だけど、我が姉はーーーーー、初音は物心つく前から母親とは一度も顔を会わせておらず、唯一母親の姿を視認できるのは家族で撮った写真のみ。
それは十年前に亡くなった父が作った家族の掟となって、両親亡き今もずっと続いている我が家の慣習となっている。
唯一違うのは母親が亡くなってから、姉もこの家族写真に参加するようになったことか。
それは良き事か。残酷なことなのか、半世紀たった今でも分からない。
父は何を思ってこんな慣習を作ったのか。
母さんが生きている間は一度も参加させなかったくせに、亡くなってからすぐに今まで家の奥の奥に閉じ込めていた姉を表に出すようになって、こうやって家族写真に参加させるようにもなった。

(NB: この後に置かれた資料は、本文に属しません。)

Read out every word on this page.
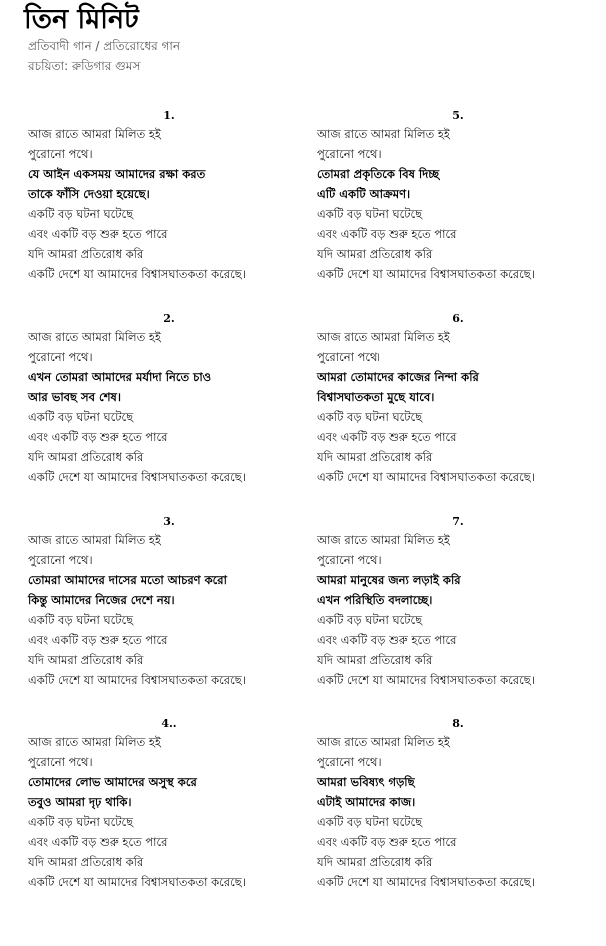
তিন মিনিট
প্রতিবাদী গান / প্রতিরোধের গান
রচয়িতা: রুডিগার গুমস
1.
আজ রাতে আমরা মিলিত হই
পুরোনো পথে।
যে আইন একসময় আমাদের রক্ষা করত
তাকে ফাঁসি দেওয়া হয়েছে।
একটি বড় ঘটনা ঘটেছে
এবং একটি বড় শুরু হতে পারে
যদি আমরা প্রতিরোধ করি
একটি দেশে যা আমাদের বিশ্বাসঘাতকতা করেছে।
2.
আজ রাতে আমরা মিলিত হই
পুরোনো পথে।
এখন তোমরা আমাদের মর্যাদা নিতে চাও
আর ভাবছ সব শেষ।
একটি বড় ঘটনা ঘটেছে
এবং একটি বড় শুরু হতে পারে
যদি আমরা প্রতিরোধ করি
একটি দেশে যা আমাদের বিশ্বাসঘাতকতা করেছে।
3.
আজ রাতে আমরা মিলিত হই
পুরোনো পথে।
তোমরা আমাদের দাসের মতো আচরণ করো
কিন্তু আমাদের নিজের দেশে নয়।
একটি বড় ঘটনা ঘটেছে
এবং একটি বড় শুরু হতে পারে
যদি আমরা প্রতিরোধ করি
একটি দেশে যা আমাদের বিশ্বাসঘাতকতা করেছে।
4..
আজ রাতে আমরা মিলিত হই
পুরোনো পথে।
তোমাদের লোভ আমাদের অসুস্থ করে
তবুও আমরা দৃঢ় থাকি।
একটি বড় ঘটনা ঘটেছে
এবং একটি বড় শুরু হতে পারে
যদি আমরা প্রতিরোধ করি
একটি দেশে যা আমাদের বিশ্বাসঘাতকতা করেছে।
5.
আজ রাতে আমরা মিলিত হই
পুরোনো পথে।
তোমরা প্রকৃতিকে বিষ দিচ্ছ
এটি একটি আক্রমণ।
একটি বড় ঘটনা ঘটেছে
এবং একটি বড় শুরু হতে পারে
যদি আমরা প্রতিরোধ করি
একটি দেশে যা আমাদের বিশ্বাসঘাতকতা করেছে।
6.
আজ রাতে আমরা মিলিত হই
পুরোনো পথে৷
আমরা তোমাদের কাজের নিন্দা করি
বিশ্বাসঘাতকতা মুছে যাবে।
একটি বড় ঘটনা ঘটেছে
এবং একটি বড় শুরু হতে পারে
যদি আমরা প্রতিরোধ করি
একটি দেশে যা আমাদের বিশ্বাসঘাতকতা করেছে।
7.
আজ রাতে আমরা মিলিত হই
পুরোনো পথে।
আমরা মানুষের জন্য লড়াই করি
এখন পরিস্থিতি বদলাচ্ছে।
একটি বড় ঘটনা ঘটেছে
এবং একটি বড় শুরু হতে পারে
যদি আমরা প্রতিরোধ করি
একটি দেশে যা আমাদের বিশ্বাসঘাতকতা করেছে।
8.
আজ রাতে আমরা মিলিত হই
পুরোনো পথে।
আমরা ভবিষ্যৎ গড়ছি
এটাই আমাদের কাজ।
একটি বড় ঘটনা ঘটেছে
এবং একটি বড় শুরু হতে পারে
যদি আমরা প্রতিরোধ করি
একটি দেশে যা আমাদের বিশ্বাসঘাতকতা করেছে।
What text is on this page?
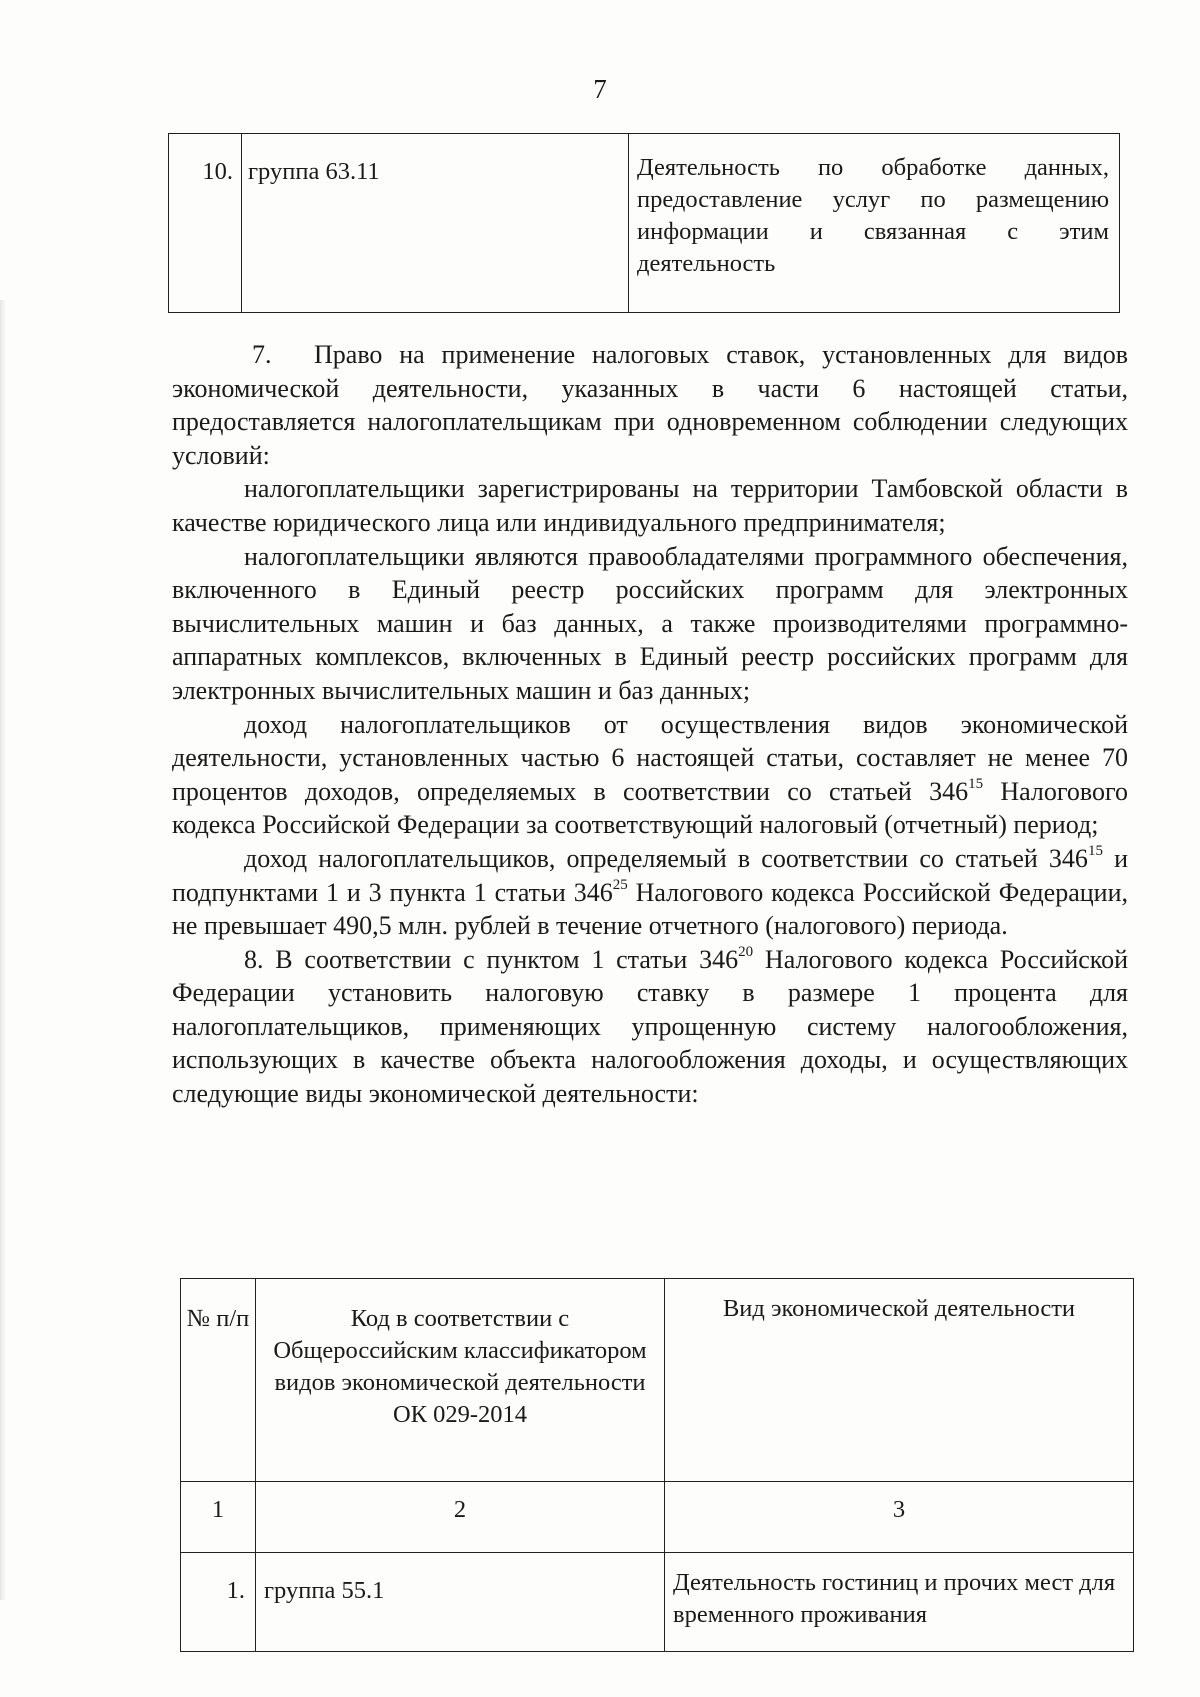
7
10.	группа 63.11	Деятельность по обработке данных, предоставление услуг по размещению информации и связанная с этим деятельность

7. Право на применение налоговых ставок, установленных для видов экономической деятельности, указанных в части 6 настоящей статьи, предоставляется налогоплательщикам при одновременном соблюдении следующих условий:

налогоплательщики зарегистрированы на территории Тамбовской области в качестве юридического лица или индивидуального предпринимателя;

налогоплательщики являются правообладателями программного обеспечения, включенного в Единый реестр российских программ для электронных вычислительных машин и баз данных, а также производителями программно-аппаратных комплексов, включенных в Единый реестр российских программ для электронных вычислительных машин и баз данных;

доход налогоплательщиков от осуществления видов экономической деятельности, установленных частью 6 настоящей статьи, составляет не менее 70 процентов доходов, определяемых в соответствии со статьей $346^{15}$ Налогового кодекса Российской Федерации за соответствующий налоговый (отчетный) период;

доход налогоплательщиков, определяемый в соответствии со статьей $346^{15}$ и подпунктами 1 и 3 пункта 1 статьи $346^{25}$ Налогового кодекса Российской Федерации, не превышает 490,5 млн. рублей в течение отчетного (налогового) периода.

8. В соответствии с пунктом 1 статьи $346^{20}$ Налогового кодекса Российской Федерации установить налоговую ставку в размере 1 процента для налогоплательщиков, применяющих упрощенную систему налогообложения, использующих в качестве объекта налогообложения доходы, и осуществляющих следующие виды экономической деятельности:

№ п/п	Код в соответствии с Общероссийским классификатором видов экономической деятельности ОК 029-2014	Вид экономической деятельности
1	2	3
1.	группа 55.1	Деятельность гостиниц и прочих мест для временного проживания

その事自体は反対はしてないけど、なんだかものすごく複雑な気持ちだった。
母さんの定位置だった場所に、姉さんを座らせて、まるで長年連れ添った相手のように接する父を見て、ゾワゾワと胸の奥がざわつくのを感じたのを今でもハッキリと覚えている。
それは妹である音羽も同意見であろう。
ゆっくりと成長していく姉は、亡き母に生き写しであり、母が好きだった父はそんな姉にねちっこい視線を送っていた。
そんな父の視線を一身に浴びて、彼が亡くなるまで共に写真に写った姉の胸中は平静だったのだろうか。
遠目から見る限りでは、いつもと変わらぬ様子の姉だ。
僕の視線に気づいた我が姉は、こちらへと振り返ると、
「ーーーーーー勇一郎。ほら、みんな待っているわよ」
美しい顏を綻ばせながら、まるで歌うかのように鳥の囀りのような高く綺麗な声で僕の名を呼んだ。
僕は一先ず考え事を中断することにして、僕が来るのを待ちわびる愛しい家族の元へと歩み寄るべく一歩踏み出すのであった。